MetricsGrimoire / Bicho

Bicho is a command line based tool used to parse bug/issue tracking systems
http://metricsgrimoire.github.com/Bicho/
GNU General Public License v2.0
71 stars 31 forks source link

Probs trying to analyze kernel bugzilla with XML enconding #18

Closed acs closed 10 years ago

acs commented 11 years ago

acs@macitong:~/devel/Bicho$ ./bicho -g --db-user-out=kernel --db-password-out=kernel --db-database-out=bichoKernel -d 1 --backend-user="xxx@xxx.com" --backend-password=xxxx -b bg -u https://bugzilla.kernel.org/buglist.cgi?product=

xml.sax._exceptions.SAXParseException: :88426:115: not well-formed (invalid token)

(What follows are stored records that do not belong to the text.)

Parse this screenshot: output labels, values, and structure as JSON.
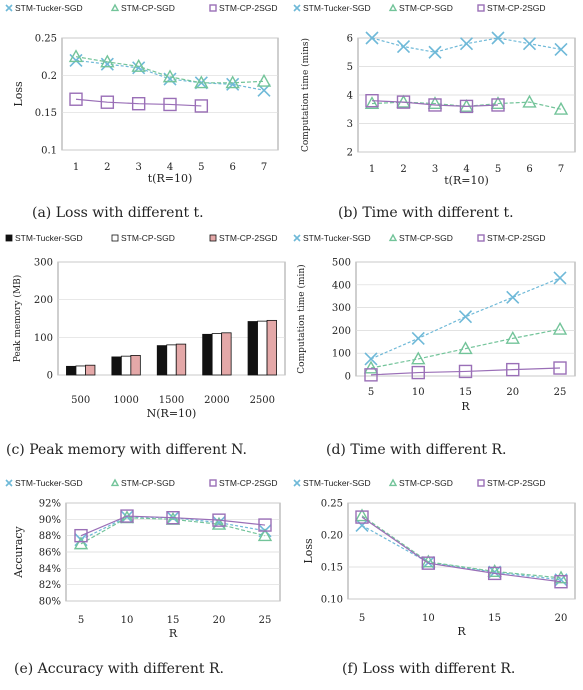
{
  "chart_data": [
    {
      "id": "a",
      "type": "line",
      "caption": "(a) Loss with different t.",
      "legend": [
        "STM-Tucker-SGD",
        "STM-CP-SGD",
        "STM-CP-2SGD"
      ],
      "legend_placement": "top",
      "xlabel": "t(R=10)",
      "ylabel": "Loss",
      "x": [
        1,
        2,
        3,
        4,
        5,
        6,
        7
      ],
      "xticks": [
        "1",
        "2",
        "3",
        "4",
        "5",
        "6",
        "7"
      ],
      "ylim": [
        0.1,
        0.25
      ],
      "yticks": [
        "0.1",
        "0.15",
        "0.2",
        "0.25"
      ],
      "grid": true,
      "series": [
        {
          "name": "STM-Tucker-SGD",
          "marker": "x",
          "values": [
            0.22,
            0.215,
            0.21,
            0.195,
            0.19,
            0.188,
            0.18
          ]
        },
        {
          "name": "STM-CP-SGD",
          "marker": "triangle",
          "values": [
            0.225,
            0.218,
            0.212,
            0.198,
            0.19,
            0.19,
            0.192
          ]
        },
        {
          "name": "STM-CP-2SGD",
          "marker": "square",
          "values": [
            0.168,
            0.164,
            0.162,
            0.161,
            0.159,
            null,
            null
          ]
        }
      ]
    },
    {
      "id": "b",
      "type": "line",
      "caption": "(b) Time with different t.",
      "legend": [
        "STM-Tucker-SGD",
        "STM-CP-SGD",
        "STM-CP-2SGD"
      ],
      "legend_placement": "top",
      "xlabel": "t(R=10)",
      "ylabel": "Computation time (mins)",
      "x": [
        1,
        2,
        3,
        4,
        5,
        6,
        7
      ],
      "xticks": [
        "1",
        "2",
        "3",
        "4",
        "5",
        "6",
        "7"
      ],
      "ylim": [
        2,
        6
      ],
      "yticks": [
        "2",
        "3",
        "4",
        "5",
        "6"
      ],
      "grid": true,
      "series": [
        {
          "name": "STM-Tucker-SGD",
          "marker": "x",
          "values": [
            6.0,
            5.7,
            5.5,
            5.8,
            6.0,
            5.8,
            5.6
          ]
        },
        {
          "name": "STM-CP-SGD",
          "marker": "triangle",
          "values": [
            3.7,
            3.75,
            3.7,
            3.6,
            3.7,
            3.75,
            3.5
          ]
        },
        {
          "name": "STM-CP-2SGD",
          "marker": "square",
          "values": [
            3.8,
            3.75,
            3.65,
            3.6,
            3.65,
            null,
            null
          ]
        }
      ]
    },
    {
      "id": "c",
      "type": "bar",
      "caption": "(c) Peak memory with different N.",
      "legend": [
        "STM-Tucker-SGD",
        "STM-CP-SGD",
        "STM-CP-2SGD"
      ],
      "legend_placement": "top",
      "xlabel": "N(R=10)",
      "ylabel": "Peak memory (MB)",
      "categories": [
        "500",
        "1000",
        "1500",
        "2000",
        "2500"
      ],
      "ylim": [
        0,
        300
      ],
      "yticks": [
        "0",
        "100",
        "200",
        "300"
      ],
      "grid": true,
      "colors": [
        "#111111",
        "#ffffff",
        "#e4a8a8"
      ],
      "series": [
        {
          "name": "STM-Tucker-SGD",
          "values": [
            23,
            48,
            78,
            108,
            142
          ]
        },
        {
          "name": "STM-CP-SGD",
          "values": [
            24,
            50,
            80,
            110,
            143
          ]
        },
        {
          "name": "STM-CP-2SGD",
          "values": [
            26,
            52,
            82,
            112,
            145
          ]
        }
      ]
    },
    {
      "id": "d",
      "type": "line",
      "caption": "(d) Time with different R.",
      "legend": [
        "STM-Tucker-SGD",
        "STM-CP-SGD",
        "STM-CP-2SGD"
      ],
      "legend_placement": "top",
      "xlabel": "R",
      "ylabel": "Computation time (min)",
      "x": [
        5,
        10,
        15,
        20,
        25
      ],
      "xticks": [
        "5",
        "10",
        "15",
        "20",
        "25"
      ],
      "ylim": [
        0,
        500
      ],
      "yticks": [
        "0",
        "100",
        "200",
        "300",
        "400",
        "500"
      ],
      "grid": true,
      "series": [
        {
          "name": "STM-Tucker-SGD",
          "marker": "x",
          "values": [
            75,
            165,
            260,
            345,
            430
          ]
        },
        {
          "name": "STM-CP-SGD",
          "marker": "triangle",
          "values": [
            35,
            75,
            120,
            165,
            205
          ]
        },
        {
          "name": "STM-CP-2SGD",
          "marker": "square",
          "values": [
            5,
            15,
            20,
            28,
            35
          ]
        }
      ]
    },
    {
      "id": "e",
      "type": "line",
      "caption": "(e) Accuracy with different R.",
      "legend": [
        "STM-Tucker-SGD",
        "STM-CP-SGD",
        "STM-CP-2SGD"
      ],
      "legend_placement": "top",
      "xlabel": "R",
      "ylabel": "Accuracy",
      "x": [
        5,
        10,
        15,
        20,
        25
      ],
      "xticks": [
        "5",
        "10",
        "15",
        "20",
        "25"
      ],
      "ylim": [
        80,
        92
      ],
      "yticks": [
        "80%",
        "82%",
        "84%",
        "86%",
        "88%",
        "90%",
        "92%"
      ],
      "grid": true,
      "series": [
        {
          "name": "STM-Tucker-SGD",
          "marker": "x",
          "values": [
            87.5,
            90.3,
            90.2,
            89.6,
            88.6
          ]
        },
        {
          "name": "STM-CP-SGD",
          "marker": "triangle",
          "values": [
            87.0,
            90.2,
            90.0,
            89.4,
            88.0
          ]
        },
        {
          "name": "STM-CP-2SGD",
          "marker": "square",
          "values": [
            88.0,
            90.4,
            90.2,
            89.9,
            89.3
          ]
        }
      ]
    },
    {
      "id": "f",
      "type": "line",
      "caption": "(f) Loss with different R.",
      "legend": [
        "STM-Tucker-SGD",
        "STM-CP-SGD",
        "STM-CP-2SGD"
      ],
      "legend_placement": "top",
      "xlabel": "R",
      "ylabel": "Loss",
      "x": [
        5,
        10,
        15,
        20
      ],
      "xticks": [
        "5",
        "10",
        "15",
        "20"
      ],
      "ylim": [
        0.1,
        0.25
      ],
      "yticks": [
        "0.10",
        "0.15",
        "0.20",
        "0.25"
      ],
      "grid": true,
      "series": [
        {
          "name": "STM-Tucker-SGD",
          "marker": "x",
          "values": [
            0.215,
            0.157,
            0.142,
            0.13
          ]
        },
        {
          "name": "STM-CP-SGD",
          "marker": "triangle",
          "values": [
            0.23,
            0.158,
            0.143,
            0.133
          ]
        },
        {
          "name": "STM-CP-2SGD",
          "marker": "square",
          "values": [
            0.228,
            0.156,
            0.14,
            0.127
          ]
        }
      ]
    }
  ],
  "style": {
    "tucker_color": "#6fb9d8",
    "cp_color": "#73c49a",
    "cp2_color": "#9a6fb7",
    "grid_color": "#d9d9d9",
    "axis_color": "#888888"
  }
}
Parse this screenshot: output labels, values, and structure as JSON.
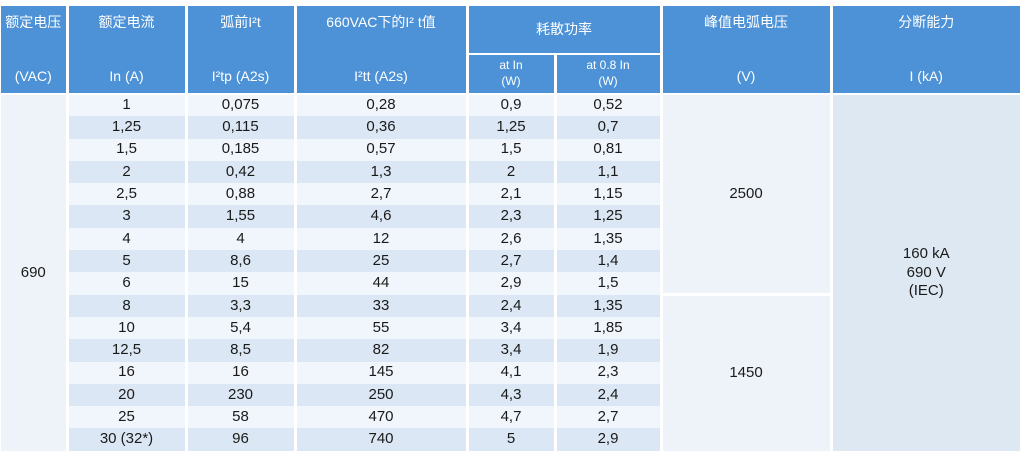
{
  "colors": {
    "header_blue": "#4d92d6",
    "row_light": "#f1f5fc",
    "row_stripe": "#dbe7f4",
    "panel_light": "#eef3fa",
    "panel_blue": "#dde8f3",
    "header_text": "#ffffff",
    "body_text": "#1a1a1a"
  },
  "table": {
    "header": {
      "voltage": {
        "title": "额定电压",
        "unit": "(VAC)"
      },
      "current": {
        "title": "额定电流",
        "unit": "In (A)"
      },
      "pre_arc": {
        "title": "弧前I²t",
        "unit": "I²tp (A2s)"
      },
      "i2t_660": {
        "title": "660VAC下的I² t值",
        "unit": "I²tt (A2s)"
      },
      "power": {
        "title": "耗散功率",
        "sub_columns": [
          {
            "line1": "at In",
            "line2": "(W)"
          },
          {
            "line1": "at 0.8 In",
            "line2": "(W)"
          }
        ]
      },
      "peak_arc": {
        "title": "峰值电弧电压",
        "unit": "(V)"
      },
      "breaking": {
        "title": "分断能力",
        "unit": "I (kA)"
      }
    },
    "rated_voltage": "690",
    "row_keys": [
      "rated-current",
      "pre-arc-i2t",
      "i2t-660vac",
      "power-at-in",
      "power-at-0-8-in"
    ],
    "rows": [
      [
        "1",
        "0,075",
        "0,28",
        "0,9",
        "0,52"
      ],
      [
        "1,25",
        "0,115",
        "0,36",
        "1,25",
        "0,7"
      ],
      [
        "1,5",
        "0,185",
        "0,57",
        "1,5",
        "0,81"
      ],
      [
        "2",
        "0,42",
        "1,3",
        "2",
        "1,1"
      ],
      [
        "2,5",
        "0,88",
        "2,7",
        "2,1",
        "1,15"
      ],
      [
        "3",
        "1,55",
        "4,6",
        "2,3",
        "1,25"
      ],
      [
        "4",
        "4",
        "12",
        "2,6",
        "1,35"
      ],
      [
        "5",
        "8,6",
        "25",
        "2,7",
        "1,4"
      ],
      [
        "6",
        "15",
        "44",
        "2,9",
        "1,5"
      ],
      [
        "8",
        "3,3",
        "33",
        "2,4",
        "1,35"
      ],
      [
        "10",
        "5,4",
        "55",
        "3,4",
        "1,85"
      ],
      [
        "12,5",
        "8,5",
        "82",
        "3,4",
        "1,9"
      ],
      [
        "16",
        "16",
        "145",
        "4,1",
        "2,3"
      ],
      [
        "20",
        "230",
        "250",
        "4,3",
        "2,4"
      ],
      [
        "25",
        "58",
        "470",
        "4,7",
        "2,7"
      ],
      [
        "30 (32*)",
        "96",
        "740",
        "5",
        "2,9"
      ]
    ],
    "peak_arc_voltage_groups": [
      {
        "value": "2500",
        "row_span": 9
      },
      {
        "value": "1450",
        "row_span": 7
      }
    ],
    "breaking_capacity": [
      "160 kA",
      "690 V",
      "(IEC)"
    ]
  }
}
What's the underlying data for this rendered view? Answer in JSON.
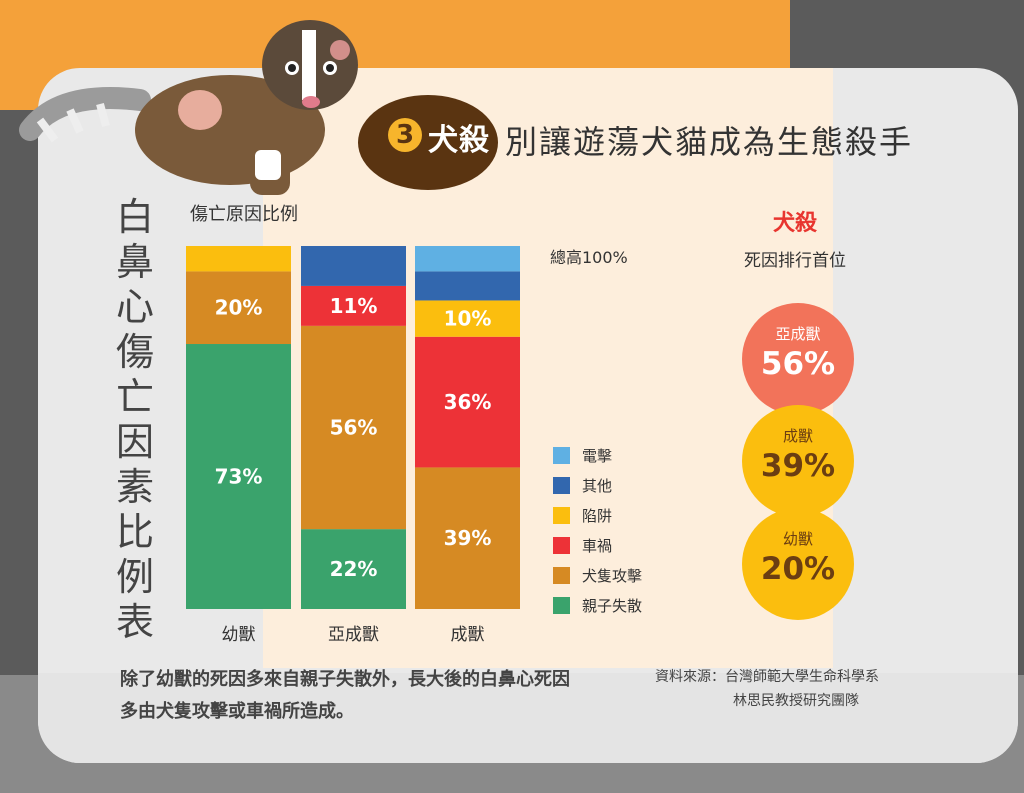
{
  "title": {
    "number": "3",
    "badge": "犬殺",
    "subtitle": "別讓遊蕩犬貓成為生態殺手"
  },
  "vertical_title": "白鼻心傷亡因素比例表",
  "chart_label": "傷亡原因比例",
  "total_label": "總高100%",
  "chart_data": {
    "type": "bar",
    "stacked": true,
    "categories": [
      "幼獸",
      "亞成獸",
      "成獸"
    ],
    "ylim": [
      0,
      100
    ],
    "series": [
      {
        "name": "親子失散",
        "color": "#3aa36c",
        "values": [
          73,
          22,
          0
        ],
        "labels": [
          "73%",
          "22%",
          ""
        ]
      },
      {
        "name": "犬隻攻擊",
        "color": "#d68a23",
        "values": [
          20,
          56,
          39
        ],
        "labels": [
          "20%",
          "56%",
          "39%"
        ]
      },
      {
        "name": "車禍",
        "color": "#ed3237",
        "values": [
          0,
          11,
          36
        ],
        "labels": [
          "",
          "11%",
          "36%"
        ]
      },
      {
        "name": "陷阱",
        "color": "#fbbe0e",
        "values": [
          7,
          0,
          10
        ],
        "labels": [
          "",
          "",
          "10%"
        ]
      },
      {
        "name": "其他",
        "color": "#3267ae",
        "values": [
          0,
          11,
          8
        ],
        "labels": [
          "",
          "",
          ""
        ]
      },
      {
        "name": "電擊",
        "color": "#5fb0e3",
        "values": [
          0,
          0,
          7
        ],
        "labels": [
          "",
          "",
          ""
        ]
      }
    ]
  },
  "legend": [
    {
      "name": "電擊",
      "color": "#5fb0e3"
    },
    {
      "name": "其他",
      "color": "#3267ae"
    },
    {
      "name": "陷阱",
      "color": "#fbbe0e"
    },
    {
      "name": "車禍",
      "color": "#ed3237"
    },
    {
      "name": "犬隻攻擊",
      "color": "#d68a23"
    },
    {
      "name": "親子失散",
      "color": "#3aa36c"
    }
  ],
  "ranking": {
    "title": "犬殺",
    "subtitle": "死因排行首位",
    "items": [
      {
        "label": "亞成獸",
        "value": "56%",
        "color": "#f2735a",
        "text_color": "#ffffff"
      },
      {
        "label": "成獸",
        "value": "39%",
        "color": "#fbbe0e",
        "text_color": "#6b3e12"
      },
      {
        "label": "幼獸",
        "value": "20%",
        "color": "#fbbe0e",
        "text_color": "#6b3e12"
      }
    ]
  },
  "footnote": "除了幼獸的死因多來自親子失散外，長大後的白鼻心死因多由犬隻攻擊或車禍所造成。",
  "source": {
    "line1": "資料來源：台灣師範大學生命科學系",
    "line2": "林思民教授研究團隊"
  }
}
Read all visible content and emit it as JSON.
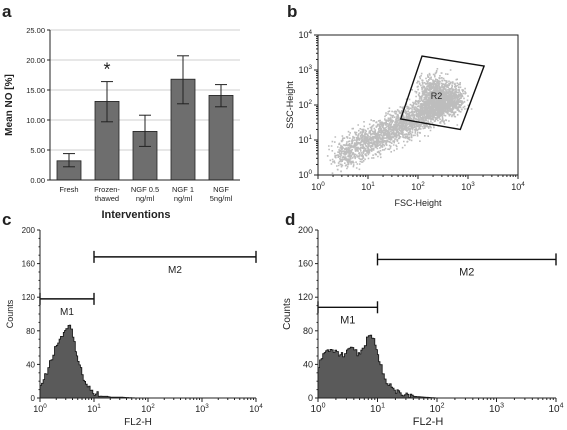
{
  "panels": [
    {
      "letter": "a",
      "chart_data": {
        "type": "bar",
        "categories": [
          "Fresh",
          "Frozen-\nthawed",
          "NGF 0.5\nng/ml",
          "NGF 1\nng/ml",
          "NGF\n5ng/ml"
        ],
        "values": [
          3.2,
          13.1,
          8.1,
          16.8,
          14.1
        ],
        "error_low": [
          2.2,
          9.7,
          5.6,
          12.7,
          12.2
        ],
        "error_high": [
          4.4,
          16.4,
          10.8,
          20.7,
          15.9
        ],
        "annotations": [
          {
            "category": "Frozen-\nthawed",
            "text": "*"
          }
        ],
        "ylabel": "Mean NO [%]",
        "xlabel": "Interventions",
        "yticks": [
          "0.00",
          "5.00",
          "10.00",
          "15.00",
          "20.00",
          "25.00"
        ],
        "ylim": [
          0,
          25
        ],
        "grid": true,
        "bar_color": "#6e6e6e"
      }
    },
    {
      "letter": "b",
      "chart_data": {
        "type": "scatter",
        "xscale": "log",
        "yscale": "log",
        "xlim": [
          1,
          10000
        ],
        "ylim": [
          1,
          10000
        ],
        "xlabel": "FSC-Height",
        "ylabel": "SSC-Height",
        "gate_label": "R2",
        "gate_corners": [
          [
            120,
            2500
          ],
          [
            2100,
            1300
          ],
          [
            700,
            20
          ],
          [
            45,
            40
          ]
        ],
        "point_color": "#bdbdbd",
        "x_tick_labels": [
          "10^0",
          "10^1",
          "10^2",
          "10^3",
          "10^4"
        ],
        "y_tick_labels": [
          "10^0",
          "10^1",
          "10^2",
          "10^3",
          "10^4"
        ]
      }
    },
    {
      "letter": "c",
      "chart_data": {
        "type": "area",
        "xscale": "log",
        "xlim": [
          1,
          10000
        ],
        "ylim": [
          0,
          200
        ],
        "xlabel": "FL2-H",
        "ylabel": "Counts",
        "yticks": [
          "0",
          "40",
          "80",
          "120",
          "160",
          "200"
        ],
        "x_tick_labels": [
          "10^0",
          "10^1",
          "10^2",
          "10^3",
          "10^4"
        ],
        "x": [
          1,
          1.3,
          1.6,
          2,
          2.4,
          2.7,
          3,
          3.3,
          3.7,
          4,
          4.5,
          5,
          5.6,
          6.3,
          7,
          8,
          9,
          10,
          12,
          14,
          17,
          20,
          30,
          60,
          10000
        ],
        "y": [
          14,
          30,
          48,
          64,
          72,
          78,
          84,
          86,
          82,
          72,
          58,
          44,
          34,
          24,
          18,
          12,
          8,
          6,
          4,
          2,
          2,
          1,
          1,
          0,
          0
        ],
        "markers": [
          {
            "label": "M1",
            "from": 1,
            "to": 10,
            "y": 118
          },
          {
            "label": "M2",
            "from": 10,
            "to": 10000,
            "y": 168
          }
        ]
      }
    },
    {
      "letter": "d",
      "chart_data": {
        "type": "area",
        "xscale": "log",
        "xlim": [
          1,
          10000
        ],
        "ylim": [
          0,
          200
        ],
        "xlabel": "FL2-H",
        "ylabel": "Counts",
        "yticks": [
          "0",
          "40",
          "80",
          "120",
          "160",
          "200"
        ],
        "x_tick_labels": [
          "10^0",
          "10^1",
          "10^2",
          "10^3",
          "10^4"
        ],
        "x": [
          1,
          1.2,
          1.5,
          1.8,
          2.2,
          2.6,
          3,
          3.5,
          4,
          4.5,
          5,
          5.5,
          6,
          6.5,
          7,
          7.5,
          8,
          8.5,
          9,
          10,
          11,
          12,
          13,
          15,
          17,
          20,
          25,
          30,
          40,
          60,
          100,
          10000
        ],
        "y": [
          38,
          52,
          58,
          56,
          52,
          52,
          56,
          60,
          58,
          52,
          52,
          58,
          64,
          72,
          76,
          74,
          72,
          68,
          62,
          52,
          40,
          30,
          22,
          16,
          12,
          8,
          6,
          4,
          2,
          1,
          0,
          0
        ],
        "markers": [
          {
            "label": "M1",
            "from": 1,
            "to": 10,
            "y": 108
          },
          {
            "label": "M2",
            "from": 10,
            "to": 10000,
            "y": 165
          }
        ]
      }
    }
  ]
}
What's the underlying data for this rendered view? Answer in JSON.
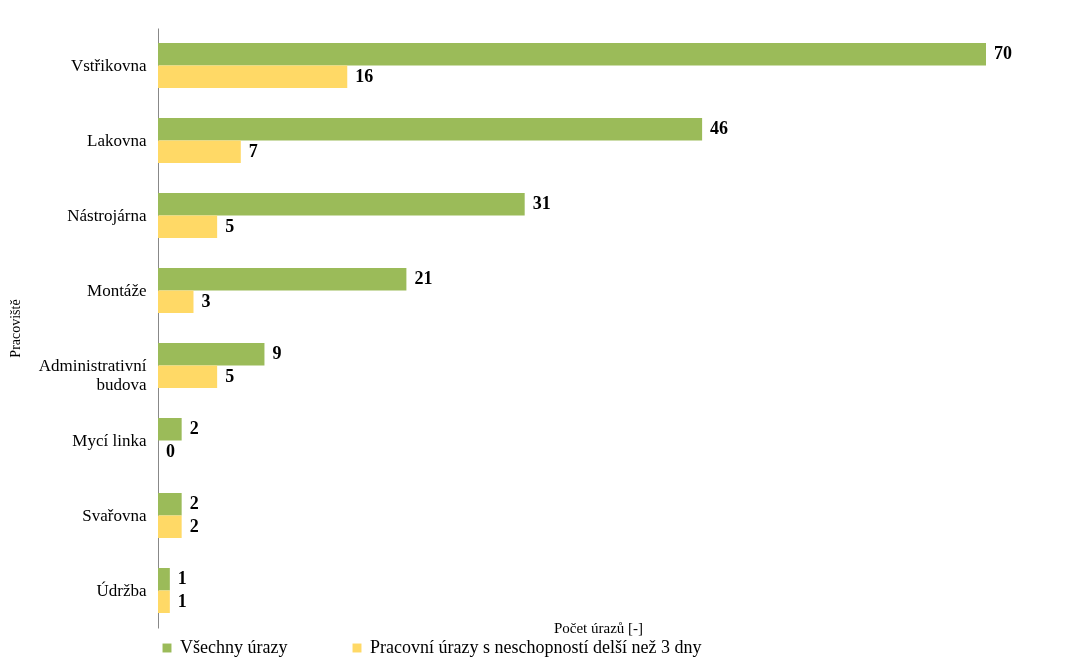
{
  "chart_data": {
    "type": "bar",
    "orientation": "horizontal",
    "xlabel": "Počet úrazů [-]",
    "ylabel": "Pracoviště",
    "categories": [
      "Vstřikovna",
      "Lakovna",
      "Nástrojárna",
      "Montáže",
      "Administrativní budova",
      "Mycí linka",
      "Svařovna",
      "Údržba"
    ],
    "series": [
      {
        "name": "Všechny úrazy",
        "color": "#9bbb59",
        "values": [
          70,
          46,
          31,
          21,
          9,
          2,
          2,
          1
        ]
      },
      {
        "name": "Pracovní úrazy s neschopností delší než 3 dny",
        "color": "#ffd966",
        "values": [
          16,
          7,
          5,
          3,
          5,
          0,
          2,
          1
        ]
      }
    ],
    "data_labels": true,
    "legend": "bottom",
    "marker": "square",
    "grid": false
  }
}
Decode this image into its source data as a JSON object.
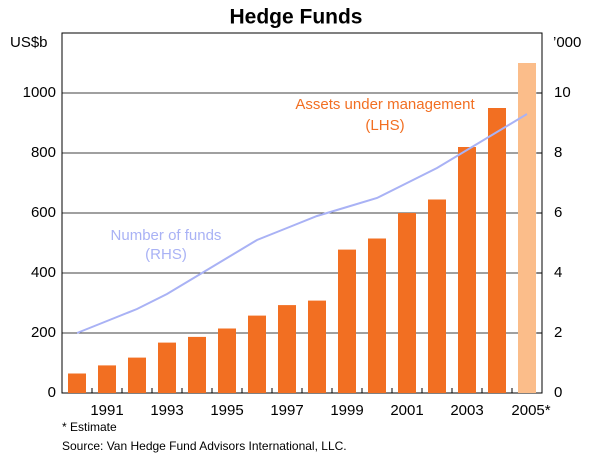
{
  "chart_data": {
    "type": "bar_line",
    "title": "Hedge Funds",
    "y_unit": "US$b",
    "y2_unit": "’000",
    "categories": [
      null,
      "1991",
      null,
      "1993",
      null,
      "1995",
      null,
      "1997",
      null,
      "1999",
      null,
      "2001",
      null,
      "2003",
      null,
      "2005*"
    ],
    "series": [
      {
        "name": "Assets under management",
        "axis_note": "(LHS)",
        "type": "bar",
        "color": "#f26f22",
        "colors": [
          "#f26f22",
          "#f26f22",
          "#f26f22",
          "#f26f22",
          "#f26f22",
          "#f26f22",
          "#f26f22",
          "#f26f22",
          "#f26f22",
          "#f26f22",
          "#f26f22",
          "#f26f22",
          "#f26f22",
          "#f26f22",
          "#f26f22",
          "#fbbd8a"
        ],
        "values": [
          65,
          92,
          118,
          168,
          187,
          215,
          258,
          293,
          308,
          478,
          515,
          600,
          645,
          820,
          950,
          1100
        ]
      },
      {
        "name": "Number of funds",
        "axis_note": "(RHS)",
        "type": "line",
        "axis": "y2",
        "color": "#a9b2f5",
        "values": [
          2.0,
          2.4,
          2.8,
          3.3,
          3.9,
          4.5,
          5.1,
          5.5,
          5.9,
          6.2,
          6.5,
          7.0,
          7.5,
          8.1,
          8.7,
          9.3
        ]
      }
    ],
    "ylim": [
      0,
      1200
    ],
    "yticks": [
      0,
      200,
      400,
      600,
      800,
      1000
    ],
    "y2lim": [
      0,
      12
    ],
    "y2ticks": [
      0,
      2,
      4,
      6,
      8,
      10
    ],
    "grid": true,
    "footnotes": [
      "*   Estimate",
      "Source: Van Hedge Fund Advisors International, LLC."
    ]
  }
}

Opening the query for issues in Chrome for the problematic issue:

https://bugzilla.kernel.org/show_bug.cgi?id=45911&ctype=xml

the XML resulting is not well formed:

error on line 87 at column 116: PCDATA invalid Char value 27

We need to filter the XML read before trying to parse it!

acs commented 11 years ago

I have a patch based on:

http://stackoverflow.com/questions/8733233/filtering-out-certain-bytes-in-python

I hope tomorrow I have it clean enough to commit it upstream and make the backend more robust

brainwane commented 10 years ago

Alvaro, were you able to commit it?

acs commented 10 years ago

Yes, I think I already commit it. My fault not closing this issue!

Take a look to:

https://github.com/MetricsGrimoire/Bicho/blob/master/Bicho/backends/bg.py#L1252

Time to close this issue!

We should move this code to a more general place in Bicho to share with other backends.